Gordon Greenidge was one of the hardest hitters of the cricket ball, and he did it with a very good technique. Whether it was the drive or the cut, the pull or the hook, Greenidge gave it a mighty whack. But you would always find his feet and head in the right place, playing as close to the body as required, with the bat coming down in a perfect arc.
For a fearsome stroke-player, Greenidge's technique was remarkably copybook. He embodied the perfect blend between the West Indian flair that he was born into, and the English understanding of the mechanics of the game (by virtue of his being brought up in that system).
It was in the opening India vs West Indies encounter of the second ever World Cup that Greenidge put on a display of his awesome power and considerable talent. The Indian batsmen did not make his task difficult either, as they capsized against the great Caribbean fast bowlers - with Michael Holding capturing four wickets for 33 runs.
Only Gundappa Viswanath offered resistance with a classy 75. He recalled later: "That knock enjoys a special page in my diary. I tried some innovative strokes against Croft, whom I was facing for the first time. The moment I succeeded, I gained in confidence and felt as though I was playing the 1975 Madras Test innings all over again."

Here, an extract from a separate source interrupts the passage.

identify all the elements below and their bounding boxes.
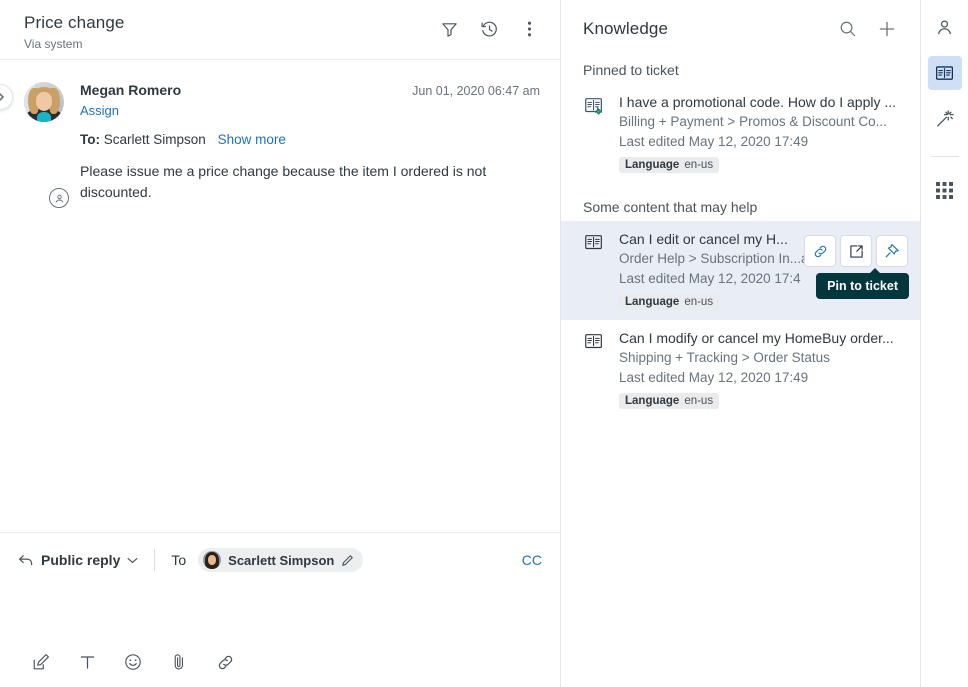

During the chase, Greenidge was in prime form right from the start. He hit all round the wicket with tremendous power. Desmond Haynes was partnering him for the first time in the World Cup, and they celebrated the occasion with a century stand. But Greenidge stole the limelight as he cruised to his fifty off 72 deliveries, hitting 6 fours.
When tea was taken after 25 overs the score stood at 88 for no loss, with Greenidge on 51, and Haynes 30. The 100 came up in the 29th over and there was still no sign of a breakthrough.
Only when Kapil Dev returned to the bowling crease did the first wicket fall. He had Haynes leg-before for 47, with the board already showing 138 runs.
But that only made matters worse for the Indians as Greenidge was joined by Vivian Richards. And the two were in no mood to hand out any favours to the fielding side.
Though skipper Srinivas Venkataraghavan and Karsan Ghavri bowled tidy spells, Greenidge was not to be contained on this day. He powered on, and completed his century off 153 deliveries with 9 fours and a six.
West Indies romped home by nine wickets, with 8.3 overs to spare. Greenidge reminded unbeaten on 106; it was his maiden century in the World Cup, and one of only two in the 1979 competition. The other, by Richards, came in the final.
In this game it was vintage Greenidge - power-packed shots executed with clinical perfection. It was only later in his career, when he began playing the reverse sweep, that Greenidge deviated drastically from the coaching manuals.
The awesome West Indies had a super opener for all seasons, whether it was Test cricket or one-day cricket. On this day he showed exactly why.
India: 190 all out (53.1 overs), West Indies 194 for 1 wicket (51.3 overs).